A key party quit Morocco's Islamist-led government Tuesday, plunging the country into political uncertainty as countries across the Arab world struggle to reconcile religious and secular forces.

A spokesman for the Istiqlal party said its six Cabinet members in the Moroccan government tendered their resignations, and the party announced it is formally joining the opposition.

Istiqlal, a secular right-of-center party, is the second-largest in parliament after the Islamist PJD.

The resignations came amid disputes over subsidy cuts—but also as Morocco has closely watched unrest in Egypt. The PJD backed deposed Egyptian Prime Minister Mohamed Morsi, while Morocco's king expressed support for Morsi's replacement.

Istiqlal leader Hamid Chabat was quoted as saying this week that he wants to see "the end of (Moroccan Prime Minister Abdelilah) Benkirane, as was the case for his brother Morsi."

Benkirane, of the PJD, could now either dissolve the government and call early elections, or try to form new alliances to fill the empty seats.
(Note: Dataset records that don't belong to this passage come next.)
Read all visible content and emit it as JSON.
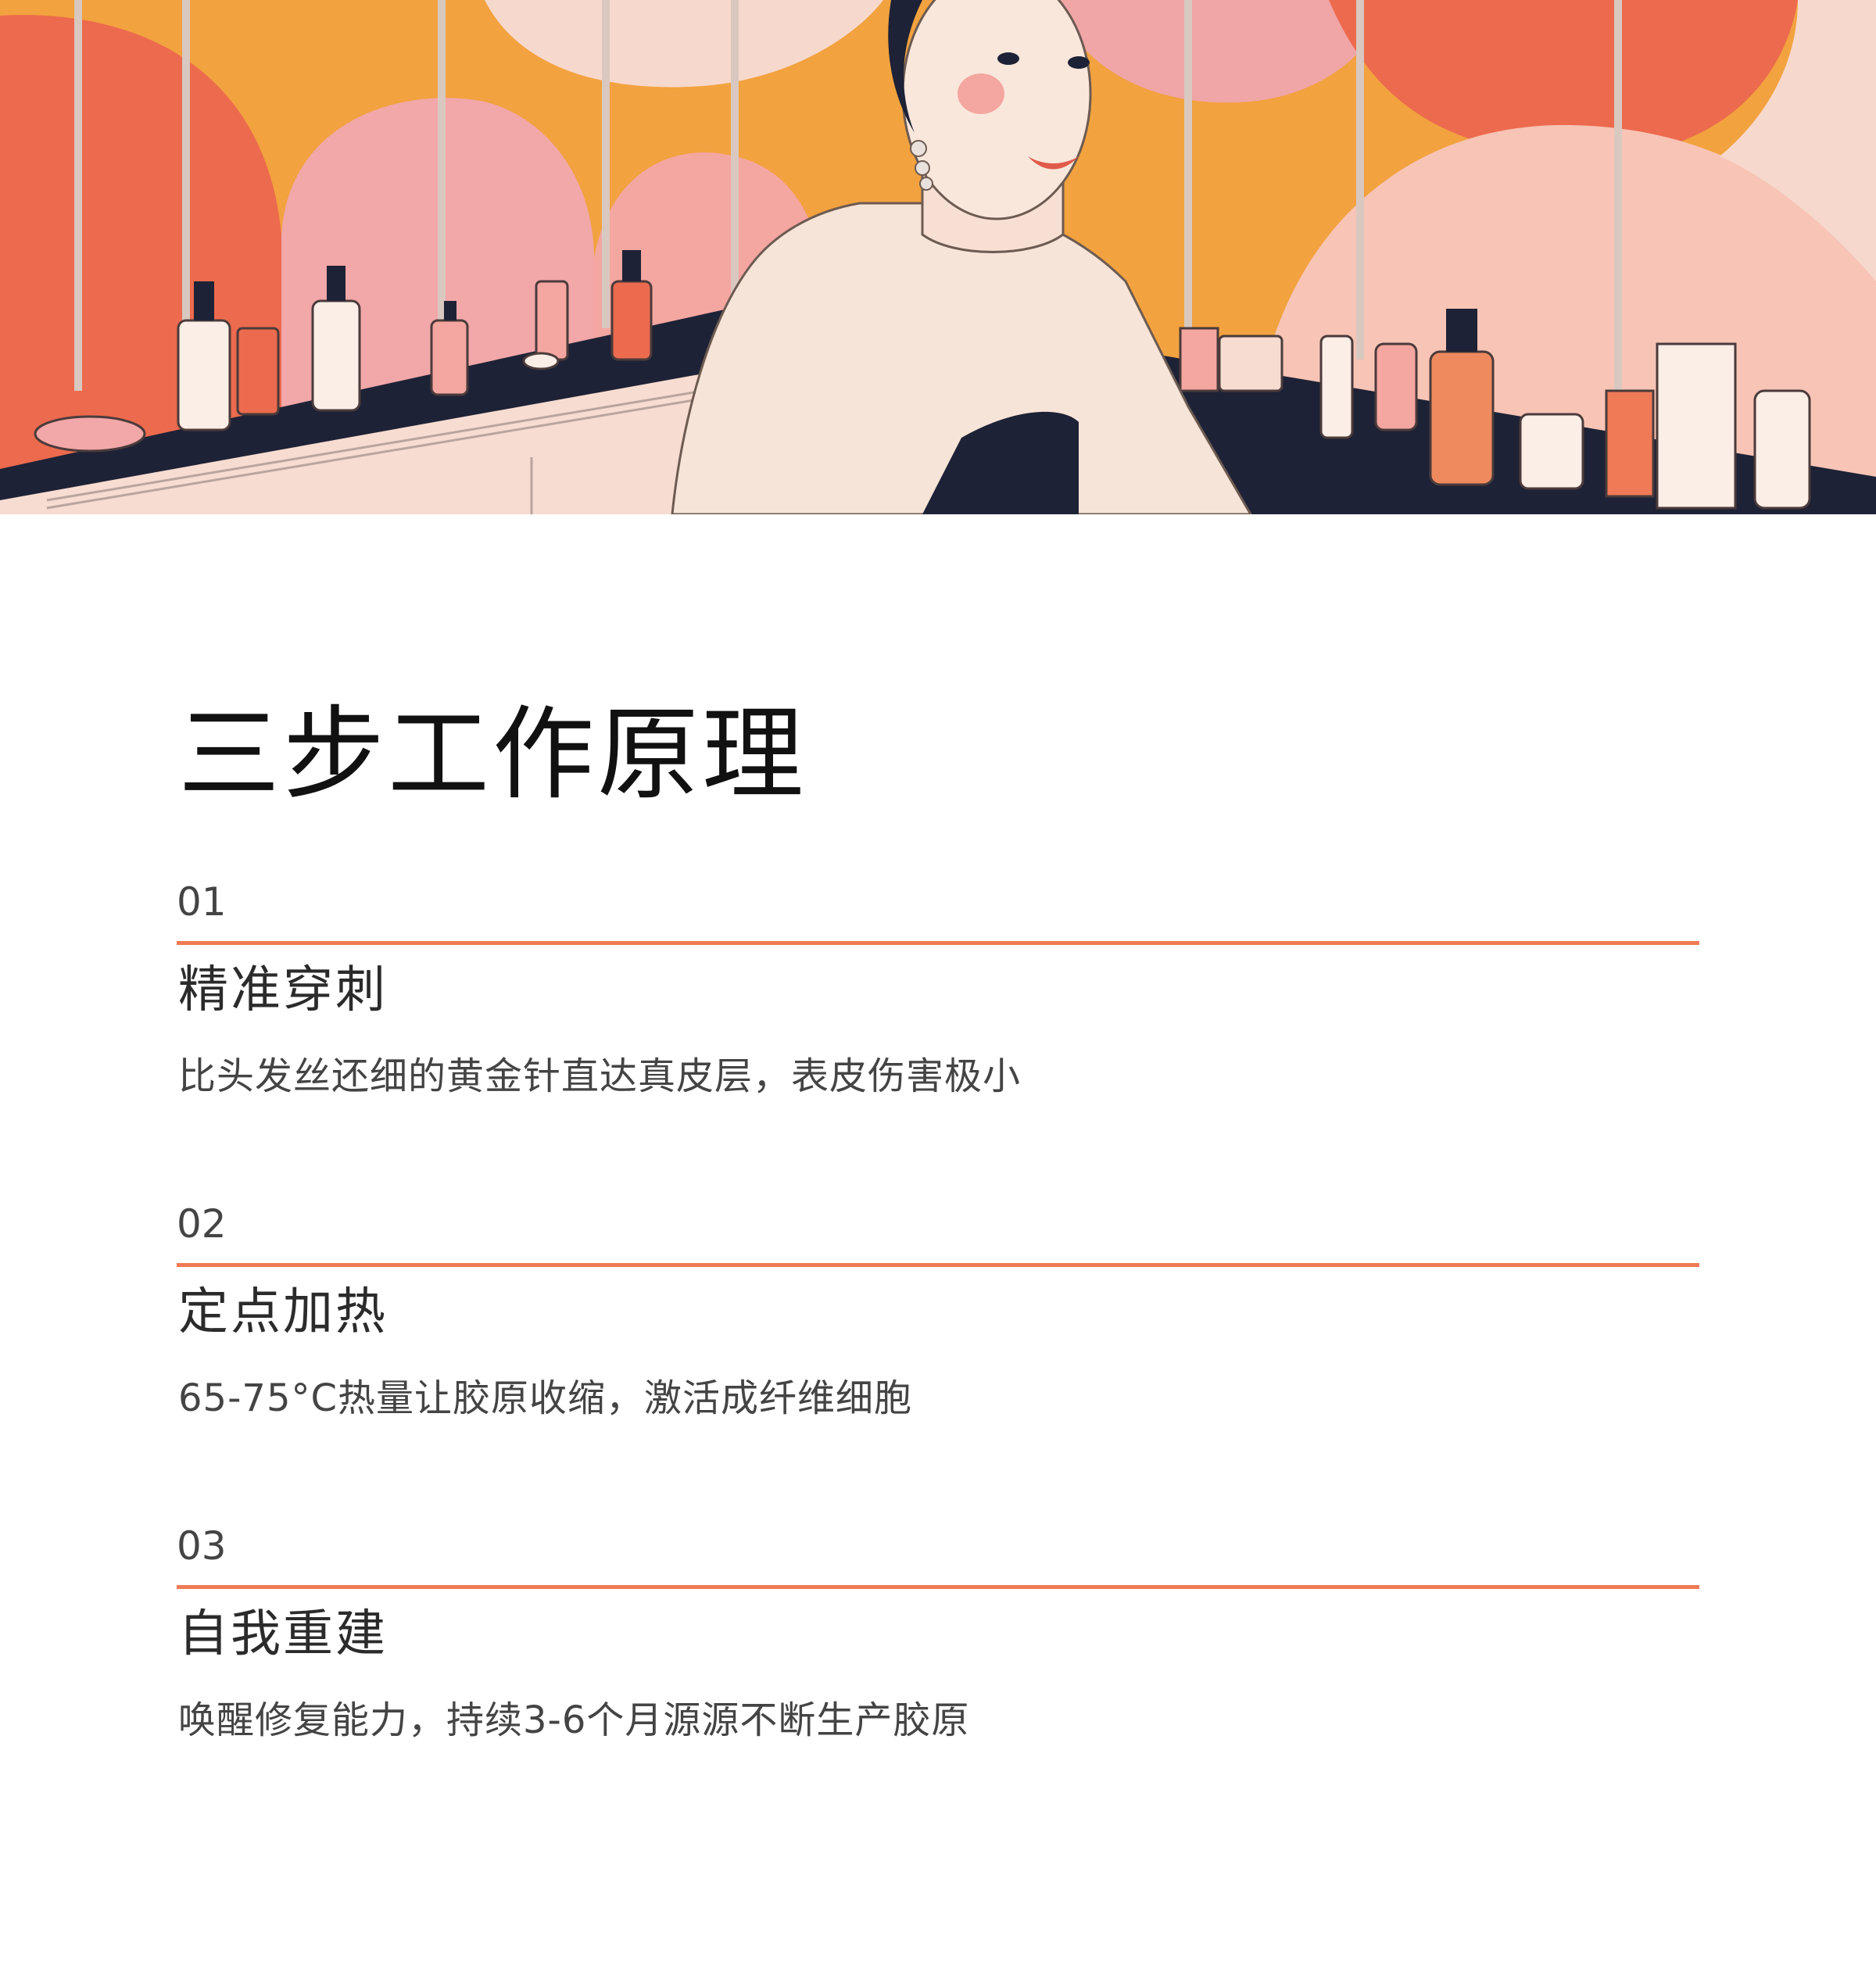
{
  "hero": {
    "image_label": "illustration-woman-vanity"
  },
  "page_title": "三步工作原理",
  "steps": [
    {
      "number": "01",
      "title": "精准穿刺",
      "description": "比头发丝还细的黄金针直达真皮层，表皮伤害极小"
    },
    {
      "number": "02",
      "title": "定点加热",
      "description": "65-75°C热量让胶原收缩，激活成纤维细胞"
    },
    {
      "number": "03",
      "title": "自我重建",
      "description": "唤醒修复能力，持续3-6个月源源不断生产胶原"
    }
  ],
  "colors": {
    "accent": "#ef7a55",
    "title_text": "#111111",
    "body_text": "#444444"
  }
}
The Arab Spring uprisings two years ago bolstered Islamist political parties from Morocco to Syria—and the Muslim Brotherhood in Egypt.

After the movement's surprising fall in recent weeks and ensuing violence that has shaken Egypt and the region, Islamist parties around the Middle East and North Africa are scrambling to preserve gains made thanks to the Arab Spring. Some

Islamists say it's a sign they shouldn't push their agenda too hard, yet at the same time it has strengthened hard-liners long opposed to democracy.

The Moroccan government crisis could also spell new trouble for the struggling economy.

The economy, which grew strongly for much of the past decade but lacks the oil resources of other countries in the region, has been hard hit by the recession afflicting many of its main European trading partners. And Morocco is facing a large deficit and a slowdown in growth after big public spending to defuse popular discontent during the 2011 Arab Spring protests.

The current government, elected in 2011 on a reform platform, has spent much of its term struggling to rein in spending and reform a costly system of subsidies and state pensions.

In May, Istiqlal threatened to quit the government in part over the Islamists' plans to cut subsidies. But those cuts were a demand of the International Monetary Fund, which last year extended Morocco a $6.2 billion precautionary line of credit partly on the condition that it would undertake these reforms.

Cutting subsidies could further inflame social tensions in this country of 32 million that sees large gaps between rich and poor and where demonstrations over the high cost of living are common.